A TOTAL of 60 young people were deemed “at-risk” of sexual abuse in Bradford West at the end of October last year, new figures have confirmed.

Members of the Bradford West Area Committee are set to discuss a report outlining arrangements by the Council and its partners to tackle child sexual exploitation (CSE) locally when it meets at City Hall from 6pm tomorrow.

Of the 60 children identified, 15 per cent were deemed high-risk, 38 per cent medium-risk, and 47 per cent low-risk.

The most common age was 14, but the cases included children from 12 to 18, of which 87 per cent were female and 13 per cent male.

The ward with the highest number of cases was Thornton and Allerton with 16, followed by Manningham with 12, and Heaton with 11.

There were ten cases identified in Clayton and Fairweather Green, seven in City, and four in Toller.

Across the entire Bradford district in 2015/16, there were 713 cases referred to the district’s CSE hub, up 65 per cent from 431 referrals in 2014/15.

The cases involved 569 individual children, 106 of whom had been referred on more than one occasion.

Almost 50 per cent of children open to the hub were identified as children in need, subject to child protection plans, or classed as looked-after children.
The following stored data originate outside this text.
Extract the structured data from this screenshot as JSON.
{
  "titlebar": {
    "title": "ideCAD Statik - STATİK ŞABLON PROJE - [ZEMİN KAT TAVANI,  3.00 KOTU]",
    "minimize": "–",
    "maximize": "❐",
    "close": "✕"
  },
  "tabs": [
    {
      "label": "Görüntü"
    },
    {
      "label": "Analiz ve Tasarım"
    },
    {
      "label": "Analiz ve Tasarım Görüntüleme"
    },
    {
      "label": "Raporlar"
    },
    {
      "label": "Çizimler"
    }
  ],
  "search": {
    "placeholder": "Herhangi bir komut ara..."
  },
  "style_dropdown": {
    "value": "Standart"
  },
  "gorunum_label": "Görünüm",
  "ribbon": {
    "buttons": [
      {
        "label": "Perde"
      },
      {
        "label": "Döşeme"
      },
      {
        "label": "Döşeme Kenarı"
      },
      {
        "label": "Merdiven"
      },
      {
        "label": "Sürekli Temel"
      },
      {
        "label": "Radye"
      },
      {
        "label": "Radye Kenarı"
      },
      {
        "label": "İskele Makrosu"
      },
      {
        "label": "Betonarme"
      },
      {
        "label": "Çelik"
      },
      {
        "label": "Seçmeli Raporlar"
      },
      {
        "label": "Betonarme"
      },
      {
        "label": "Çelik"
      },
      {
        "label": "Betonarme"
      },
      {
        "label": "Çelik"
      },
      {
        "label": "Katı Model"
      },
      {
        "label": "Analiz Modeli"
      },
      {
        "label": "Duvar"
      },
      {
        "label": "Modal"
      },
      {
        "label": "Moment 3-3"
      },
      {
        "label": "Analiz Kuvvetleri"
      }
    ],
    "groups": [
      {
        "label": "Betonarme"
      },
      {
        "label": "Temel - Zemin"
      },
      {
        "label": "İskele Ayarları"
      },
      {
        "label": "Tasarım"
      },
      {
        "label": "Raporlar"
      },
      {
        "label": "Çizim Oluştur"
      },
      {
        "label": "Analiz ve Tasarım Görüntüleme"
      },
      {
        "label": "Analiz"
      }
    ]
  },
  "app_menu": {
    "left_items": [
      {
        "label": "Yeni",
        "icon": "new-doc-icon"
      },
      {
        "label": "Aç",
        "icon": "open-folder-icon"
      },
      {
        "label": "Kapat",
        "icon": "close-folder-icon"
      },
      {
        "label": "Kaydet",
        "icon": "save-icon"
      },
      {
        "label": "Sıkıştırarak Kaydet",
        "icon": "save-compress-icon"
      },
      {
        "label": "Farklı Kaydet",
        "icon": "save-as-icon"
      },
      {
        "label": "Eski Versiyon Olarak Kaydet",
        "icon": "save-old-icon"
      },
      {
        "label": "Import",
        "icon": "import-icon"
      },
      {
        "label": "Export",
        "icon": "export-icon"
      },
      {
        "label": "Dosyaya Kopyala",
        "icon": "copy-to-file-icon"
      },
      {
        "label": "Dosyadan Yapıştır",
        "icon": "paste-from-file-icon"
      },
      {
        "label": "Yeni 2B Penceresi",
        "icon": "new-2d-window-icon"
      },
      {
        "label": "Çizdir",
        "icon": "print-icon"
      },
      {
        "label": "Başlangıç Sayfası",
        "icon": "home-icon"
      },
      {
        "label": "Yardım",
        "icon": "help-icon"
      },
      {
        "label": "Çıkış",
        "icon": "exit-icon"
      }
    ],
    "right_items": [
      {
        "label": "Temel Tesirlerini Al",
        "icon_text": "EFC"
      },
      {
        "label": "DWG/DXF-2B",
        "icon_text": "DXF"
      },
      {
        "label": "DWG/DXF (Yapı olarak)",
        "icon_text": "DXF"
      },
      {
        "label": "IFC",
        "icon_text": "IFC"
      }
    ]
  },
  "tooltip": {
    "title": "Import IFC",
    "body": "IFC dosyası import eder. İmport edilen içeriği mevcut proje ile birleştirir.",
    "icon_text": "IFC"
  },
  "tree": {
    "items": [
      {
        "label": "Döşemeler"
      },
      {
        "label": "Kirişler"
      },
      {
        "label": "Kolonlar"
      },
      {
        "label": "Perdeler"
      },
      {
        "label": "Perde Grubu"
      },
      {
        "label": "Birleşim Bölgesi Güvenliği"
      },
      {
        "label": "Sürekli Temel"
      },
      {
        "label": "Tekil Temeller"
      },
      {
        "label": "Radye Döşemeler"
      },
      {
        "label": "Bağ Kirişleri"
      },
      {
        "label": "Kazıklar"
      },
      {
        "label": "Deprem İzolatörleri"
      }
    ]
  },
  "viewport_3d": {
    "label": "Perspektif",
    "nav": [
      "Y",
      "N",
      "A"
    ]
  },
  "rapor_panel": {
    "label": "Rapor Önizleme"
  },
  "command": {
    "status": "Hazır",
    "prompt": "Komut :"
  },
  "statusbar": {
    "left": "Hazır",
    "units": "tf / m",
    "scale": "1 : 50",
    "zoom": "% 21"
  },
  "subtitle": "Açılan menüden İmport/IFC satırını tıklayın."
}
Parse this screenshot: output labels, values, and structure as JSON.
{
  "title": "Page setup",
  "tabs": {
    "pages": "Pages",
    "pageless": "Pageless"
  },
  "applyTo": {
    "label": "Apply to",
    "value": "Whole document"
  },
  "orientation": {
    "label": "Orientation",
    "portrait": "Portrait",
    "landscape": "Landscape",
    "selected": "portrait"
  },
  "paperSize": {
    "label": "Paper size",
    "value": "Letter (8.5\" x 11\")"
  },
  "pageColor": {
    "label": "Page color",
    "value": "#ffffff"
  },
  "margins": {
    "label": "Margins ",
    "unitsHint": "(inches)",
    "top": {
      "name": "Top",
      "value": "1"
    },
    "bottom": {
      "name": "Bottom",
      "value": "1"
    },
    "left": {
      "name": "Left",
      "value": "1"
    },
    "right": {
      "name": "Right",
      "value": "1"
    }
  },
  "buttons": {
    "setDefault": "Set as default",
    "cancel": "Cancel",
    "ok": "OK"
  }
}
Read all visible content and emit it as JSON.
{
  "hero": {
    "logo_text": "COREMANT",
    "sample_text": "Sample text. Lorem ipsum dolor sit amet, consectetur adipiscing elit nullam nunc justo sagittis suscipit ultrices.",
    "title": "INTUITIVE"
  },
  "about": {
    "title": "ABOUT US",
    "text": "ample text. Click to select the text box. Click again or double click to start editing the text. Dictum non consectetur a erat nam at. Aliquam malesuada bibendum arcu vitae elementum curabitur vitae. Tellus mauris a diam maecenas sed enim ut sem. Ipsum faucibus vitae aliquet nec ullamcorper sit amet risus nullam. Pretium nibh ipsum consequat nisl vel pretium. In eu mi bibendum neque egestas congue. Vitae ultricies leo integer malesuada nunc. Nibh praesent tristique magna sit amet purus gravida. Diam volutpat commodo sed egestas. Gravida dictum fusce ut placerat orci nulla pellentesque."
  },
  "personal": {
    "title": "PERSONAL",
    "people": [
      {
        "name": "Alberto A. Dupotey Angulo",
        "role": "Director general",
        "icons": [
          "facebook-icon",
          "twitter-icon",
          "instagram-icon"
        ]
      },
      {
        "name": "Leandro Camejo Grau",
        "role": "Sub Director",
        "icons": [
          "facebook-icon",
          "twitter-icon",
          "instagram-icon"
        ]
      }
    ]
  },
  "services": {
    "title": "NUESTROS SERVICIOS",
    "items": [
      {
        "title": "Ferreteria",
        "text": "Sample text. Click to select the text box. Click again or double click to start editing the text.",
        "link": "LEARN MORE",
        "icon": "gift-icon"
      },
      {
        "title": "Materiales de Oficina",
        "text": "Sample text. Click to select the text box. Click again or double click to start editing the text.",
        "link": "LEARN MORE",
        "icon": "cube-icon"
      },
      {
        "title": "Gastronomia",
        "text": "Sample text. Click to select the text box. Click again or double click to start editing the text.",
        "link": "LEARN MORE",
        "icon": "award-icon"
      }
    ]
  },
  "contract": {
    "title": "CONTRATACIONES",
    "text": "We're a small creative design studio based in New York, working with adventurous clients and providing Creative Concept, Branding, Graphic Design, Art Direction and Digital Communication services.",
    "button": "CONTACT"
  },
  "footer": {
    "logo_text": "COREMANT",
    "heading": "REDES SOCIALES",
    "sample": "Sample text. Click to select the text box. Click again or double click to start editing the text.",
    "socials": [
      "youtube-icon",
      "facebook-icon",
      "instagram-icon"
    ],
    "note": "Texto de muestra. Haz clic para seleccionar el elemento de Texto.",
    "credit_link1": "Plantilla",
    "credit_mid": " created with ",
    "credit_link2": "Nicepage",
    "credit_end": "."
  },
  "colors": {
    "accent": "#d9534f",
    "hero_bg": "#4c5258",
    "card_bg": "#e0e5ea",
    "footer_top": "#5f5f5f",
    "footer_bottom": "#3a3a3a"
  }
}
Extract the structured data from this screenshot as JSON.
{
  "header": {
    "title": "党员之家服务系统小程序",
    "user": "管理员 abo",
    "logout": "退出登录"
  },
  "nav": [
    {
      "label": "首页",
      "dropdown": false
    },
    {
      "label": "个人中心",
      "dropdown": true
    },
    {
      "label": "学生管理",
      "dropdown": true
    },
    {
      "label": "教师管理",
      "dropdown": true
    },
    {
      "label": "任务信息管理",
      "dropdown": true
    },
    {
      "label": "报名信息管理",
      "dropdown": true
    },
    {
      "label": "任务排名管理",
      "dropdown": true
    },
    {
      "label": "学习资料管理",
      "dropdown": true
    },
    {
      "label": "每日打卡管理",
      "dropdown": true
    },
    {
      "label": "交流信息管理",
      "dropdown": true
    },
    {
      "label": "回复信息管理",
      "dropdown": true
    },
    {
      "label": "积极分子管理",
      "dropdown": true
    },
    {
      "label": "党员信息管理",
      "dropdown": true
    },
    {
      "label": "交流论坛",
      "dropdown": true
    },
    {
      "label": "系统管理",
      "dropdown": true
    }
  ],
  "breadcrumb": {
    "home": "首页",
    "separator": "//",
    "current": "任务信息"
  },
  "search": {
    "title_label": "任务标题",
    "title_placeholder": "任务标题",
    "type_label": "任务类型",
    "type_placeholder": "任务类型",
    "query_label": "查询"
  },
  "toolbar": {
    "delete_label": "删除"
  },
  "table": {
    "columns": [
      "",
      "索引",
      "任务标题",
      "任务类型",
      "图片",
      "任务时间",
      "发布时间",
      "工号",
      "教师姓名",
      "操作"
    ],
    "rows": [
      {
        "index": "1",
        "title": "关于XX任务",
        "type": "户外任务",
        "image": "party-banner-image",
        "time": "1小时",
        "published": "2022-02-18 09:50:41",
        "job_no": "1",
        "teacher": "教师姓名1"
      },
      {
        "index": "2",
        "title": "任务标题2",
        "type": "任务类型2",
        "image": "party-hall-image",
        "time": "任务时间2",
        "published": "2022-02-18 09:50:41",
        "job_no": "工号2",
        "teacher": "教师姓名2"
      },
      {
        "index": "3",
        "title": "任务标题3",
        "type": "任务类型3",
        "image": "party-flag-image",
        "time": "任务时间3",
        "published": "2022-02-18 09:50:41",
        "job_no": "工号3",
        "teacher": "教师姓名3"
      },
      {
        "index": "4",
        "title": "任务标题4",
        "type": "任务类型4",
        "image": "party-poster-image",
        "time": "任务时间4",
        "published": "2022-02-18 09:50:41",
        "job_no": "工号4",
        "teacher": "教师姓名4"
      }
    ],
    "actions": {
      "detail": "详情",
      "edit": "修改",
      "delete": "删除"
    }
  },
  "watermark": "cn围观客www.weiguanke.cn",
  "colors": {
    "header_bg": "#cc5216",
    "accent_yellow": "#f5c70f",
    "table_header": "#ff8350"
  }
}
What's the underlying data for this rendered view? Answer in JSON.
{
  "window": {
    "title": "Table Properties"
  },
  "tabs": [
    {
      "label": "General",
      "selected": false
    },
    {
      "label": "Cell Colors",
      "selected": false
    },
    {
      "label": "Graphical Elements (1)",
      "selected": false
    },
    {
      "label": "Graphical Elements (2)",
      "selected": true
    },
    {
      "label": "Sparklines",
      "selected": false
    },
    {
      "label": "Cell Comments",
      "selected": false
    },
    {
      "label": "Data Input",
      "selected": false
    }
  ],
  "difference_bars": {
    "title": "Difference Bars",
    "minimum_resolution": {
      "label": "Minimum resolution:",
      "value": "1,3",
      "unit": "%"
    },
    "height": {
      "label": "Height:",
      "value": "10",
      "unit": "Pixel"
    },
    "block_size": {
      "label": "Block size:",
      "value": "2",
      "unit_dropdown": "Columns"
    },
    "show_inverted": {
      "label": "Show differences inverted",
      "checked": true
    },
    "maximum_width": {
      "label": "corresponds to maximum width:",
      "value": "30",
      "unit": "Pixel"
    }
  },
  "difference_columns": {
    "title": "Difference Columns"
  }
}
The report states: “Community intelligence is key to tackling CSE. If the community can feed information into the CSE Hub we can build a picture of what is happening in a community and look at options to problem solve.

“Almost half of children at risk in Bradford West are at low-risk, which means that they may have some vulnerabilities but they are not currently being exploited. Early intervention can prevent these children’s vulnerabilities increasing and prevent them from becoming medium or high-risk.”

Responding to the figures for Thornton and Allerton, Labour councillors Richard Dunbar, Sue Duffy, and Bev Mullaney said in a joint statement: “This is one of a series of reports on CSE which are going to all area committees as part of an open and transparent approach here in Bradford, where we’re not afraid to talk about difficult issues.

“The figures given relate to a specific date in time and often fluctuate. We all take the issue of CSE seriously and work hard with partners to raise awareness of CSE as widely as we can. This is an issue that the whole community, parents, teachers, schools and families need to be aware of so they can spot signs of potential abuse and refer to the safeguarding hub for investigation.

“We have particularly focused on raising awareness of those who work in the night time economy so they can spot potential issues.”